Умалчивая о своем отношении к правительству Севера, мы тем самым отведем
подозрение, будто мы его создали. Но между собой мы должны же хоть иногда
раскрывать карты.
Линдлей поднял руку и сжал пальцы в кулак.
- А Френсис держит их вот так... О, я вижу его насквозь! Переворот
будет связан с репрессиями!.. Очевидно, массовыми. Френсис хочет свалить их
на голову нашего Пуля. А потом для вида еще будет протестовать. Ох, эта
демократическая Америка!..
Линдлей с досадой махнул рукой.
Раздались звуки гонга. Дипломатов приглашали к утреннему завтраку.
Едва забрезжило солнце, как телеграф, городская тюрьма и Архангельский
военкомат были заняты Берсом. По его приказу из тюрьмы немедленно выпустили
всех уголовников. В военкомате Берс прежде всего взломал денежный ящик.
Ровно в полдень английские гидропланы загудели над просторами северного
города, забрасывая улицы сотнями листовок. В них говорилось: "Русские люди!
Немцы и большевики говорят вам, что мы - англичане, французы и американцы -
вступили на русскую землю, чтобы отнять у вас землю и отобрать ваш хлеб. Это
ложь. Мы идем, чтобы спасти русский хлеб и русскую землю. Мы пришли к вам на
помощь. По примеру Мурманского края поднимайтесь все дружно". Далее
следовала подпись: "Ф. С. Пуль, генерал-майор, главнокомандующий военными
силами союзников в России".
На заборах и стенах домов по приказанию Чайковского расклеивались
бюллетени о том, -что сформировано Верховное управление Северной области.
Одновременно с этим население извещалось, что "во имя спасения губернские,
уездные и волостные совдепы с их исполкомами и комиссарами упраздняются",
"во имя спасения члены губернских, уездных и волостных исполкомов и их
комиссары арестуются".
Около трех часов дня на Двине показался крейсер "Аттентив" и
остановился на виду у всего города.
На набережной толпились купеческие дочки, дочери царских чиновников,
одетые по-праздничному.

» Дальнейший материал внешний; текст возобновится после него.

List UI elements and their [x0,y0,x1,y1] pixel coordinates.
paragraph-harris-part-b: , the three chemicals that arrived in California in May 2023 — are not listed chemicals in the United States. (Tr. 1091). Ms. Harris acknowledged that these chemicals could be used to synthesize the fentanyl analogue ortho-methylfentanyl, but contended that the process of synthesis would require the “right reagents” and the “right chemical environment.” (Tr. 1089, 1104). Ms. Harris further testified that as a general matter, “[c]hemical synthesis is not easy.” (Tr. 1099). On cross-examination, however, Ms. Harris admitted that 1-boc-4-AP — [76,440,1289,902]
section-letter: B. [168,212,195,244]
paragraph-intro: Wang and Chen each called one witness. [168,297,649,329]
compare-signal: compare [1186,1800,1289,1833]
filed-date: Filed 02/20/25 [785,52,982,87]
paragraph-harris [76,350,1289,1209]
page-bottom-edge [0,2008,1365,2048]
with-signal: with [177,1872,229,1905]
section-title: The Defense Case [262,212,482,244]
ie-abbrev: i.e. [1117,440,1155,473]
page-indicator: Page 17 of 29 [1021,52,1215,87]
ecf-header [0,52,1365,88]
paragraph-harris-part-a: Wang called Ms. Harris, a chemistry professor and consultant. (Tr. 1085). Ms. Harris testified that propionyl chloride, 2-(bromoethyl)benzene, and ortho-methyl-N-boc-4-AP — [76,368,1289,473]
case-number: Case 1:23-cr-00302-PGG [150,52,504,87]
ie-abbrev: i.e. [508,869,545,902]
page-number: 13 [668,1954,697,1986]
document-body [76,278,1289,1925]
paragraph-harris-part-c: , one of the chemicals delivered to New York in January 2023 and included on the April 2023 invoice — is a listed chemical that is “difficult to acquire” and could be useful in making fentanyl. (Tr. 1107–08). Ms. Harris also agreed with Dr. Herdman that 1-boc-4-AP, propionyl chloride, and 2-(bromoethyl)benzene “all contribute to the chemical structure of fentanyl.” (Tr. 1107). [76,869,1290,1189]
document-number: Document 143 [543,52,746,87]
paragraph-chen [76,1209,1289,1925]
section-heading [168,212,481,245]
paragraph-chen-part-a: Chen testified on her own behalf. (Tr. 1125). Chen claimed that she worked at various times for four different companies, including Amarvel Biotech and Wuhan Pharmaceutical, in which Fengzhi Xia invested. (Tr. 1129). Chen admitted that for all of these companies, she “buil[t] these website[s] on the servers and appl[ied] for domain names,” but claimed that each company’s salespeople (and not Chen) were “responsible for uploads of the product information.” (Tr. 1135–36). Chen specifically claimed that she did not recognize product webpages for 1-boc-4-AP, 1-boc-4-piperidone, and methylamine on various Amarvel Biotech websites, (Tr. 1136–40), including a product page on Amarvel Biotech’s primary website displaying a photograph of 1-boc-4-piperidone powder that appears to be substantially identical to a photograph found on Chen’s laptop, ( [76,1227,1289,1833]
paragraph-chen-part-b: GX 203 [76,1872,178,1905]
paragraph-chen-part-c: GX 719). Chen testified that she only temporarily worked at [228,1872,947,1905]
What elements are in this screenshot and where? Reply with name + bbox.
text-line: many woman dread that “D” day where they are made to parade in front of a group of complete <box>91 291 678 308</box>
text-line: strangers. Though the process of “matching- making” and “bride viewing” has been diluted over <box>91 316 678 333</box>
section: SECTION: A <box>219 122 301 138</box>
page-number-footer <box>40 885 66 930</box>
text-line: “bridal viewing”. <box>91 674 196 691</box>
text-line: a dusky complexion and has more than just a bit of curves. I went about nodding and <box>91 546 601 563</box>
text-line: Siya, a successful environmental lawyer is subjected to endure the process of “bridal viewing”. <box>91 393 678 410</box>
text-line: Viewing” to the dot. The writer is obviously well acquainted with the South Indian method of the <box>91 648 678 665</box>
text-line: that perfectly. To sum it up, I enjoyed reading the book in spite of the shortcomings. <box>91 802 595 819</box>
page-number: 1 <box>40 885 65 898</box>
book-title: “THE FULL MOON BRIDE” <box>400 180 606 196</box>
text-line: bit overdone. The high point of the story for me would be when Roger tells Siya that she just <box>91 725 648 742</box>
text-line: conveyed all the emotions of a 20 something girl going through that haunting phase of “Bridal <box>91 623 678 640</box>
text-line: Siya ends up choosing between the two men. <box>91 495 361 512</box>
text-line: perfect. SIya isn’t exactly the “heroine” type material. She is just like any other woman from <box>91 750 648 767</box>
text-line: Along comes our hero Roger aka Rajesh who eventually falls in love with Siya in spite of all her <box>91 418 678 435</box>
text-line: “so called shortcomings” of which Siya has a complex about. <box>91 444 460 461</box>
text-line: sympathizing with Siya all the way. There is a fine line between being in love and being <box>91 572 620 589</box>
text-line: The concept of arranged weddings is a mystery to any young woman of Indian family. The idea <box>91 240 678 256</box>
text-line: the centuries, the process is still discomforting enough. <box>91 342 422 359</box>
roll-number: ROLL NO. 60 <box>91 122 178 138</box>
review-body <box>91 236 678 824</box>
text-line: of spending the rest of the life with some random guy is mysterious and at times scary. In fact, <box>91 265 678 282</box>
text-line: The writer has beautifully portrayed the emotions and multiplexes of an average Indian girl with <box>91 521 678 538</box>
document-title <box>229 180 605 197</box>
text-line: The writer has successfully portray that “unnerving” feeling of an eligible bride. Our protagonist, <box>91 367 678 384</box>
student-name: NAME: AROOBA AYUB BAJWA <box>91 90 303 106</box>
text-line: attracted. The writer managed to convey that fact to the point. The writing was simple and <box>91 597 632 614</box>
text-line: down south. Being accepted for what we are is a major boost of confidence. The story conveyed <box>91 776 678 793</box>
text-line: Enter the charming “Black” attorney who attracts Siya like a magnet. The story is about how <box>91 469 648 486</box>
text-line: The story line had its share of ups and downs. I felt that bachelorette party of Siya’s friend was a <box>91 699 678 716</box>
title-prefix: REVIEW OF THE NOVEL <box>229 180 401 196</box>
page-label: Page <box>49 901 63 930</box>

Их папаши, бывшие купцы, торговцы и промышленники,
белые офицеры, притаившиеся монархисты - все выползли сейчас на улицу.
От иностранных судов отваливали катера и шлюпки.
На набережной, так же как и на Троицком проспекте, разгуливала только
буржуазия. Рабочих совсем не было видно, точно все они исчезли из города.
Войска интервентов маршировали по Соборной площади. Последними шли
батальоны шотландцев в клетчатых юбочках выше колен. Представители новой
власти в сюртуках и визитках вышли навстречу с приветствиями и вынесли
хлеб-соль. Простые люди: ремесленники, женщины в платках, стоявшие на
тротуарах, - глядя на эту процессию,, угрюмо молчали.
Проезжая в коляске по городу, генерал Пуль заметил, что на некоторых
домах среди царских, трехцветных, флагов виднеются и красные. Он вздернул
брови:
- Что это?
- Это распоряжение господина Чайковского, - улыбаясь, ответил адъютант.
- Я уже узнавал... Он хочет показать рабочим, что новая власть имеет
социалистические тенденции.
- Пусть немедленно уберет эти красные тряпки! Дурак! - сердито сказал
генерал.
Таков был его первый приказ.
На окраинах города гремели револьверные выстрелы. Стоило только
интервентам вступить на берег, тотчас возникли самосуды и расправы. Вскоре
по городу уже ходили иностранные патрули: французские офицеры в круглых кепи
и солдаты в пилотках, американцы и англичане в фуражках с большими гербами,
шотландцы в плоских беретах с помпонами.
Когда один из иностранных патрулей добрался до Маймаксы, он попал под
огонь рабочего отряда. Английские гидропланы тотчас же стали сбрасывать на
Май-максу бомбы. Крейсер "Аттентив" переменил позицию и, почти вплотную
подойдя к левому берегу Двины, открыл огонь по станционным постройкам и
железнодорожному полотну. Обстрелу подвергся район около десяти верст, от
пристани и станции Архангельск до станции Исакогорка. Часть снарядов
ложилась на железнодорожный поселок. Там погибали люди и вспыхивали пожары.
Потылихин был ранен при столкновении с англичанами у Маймаксы.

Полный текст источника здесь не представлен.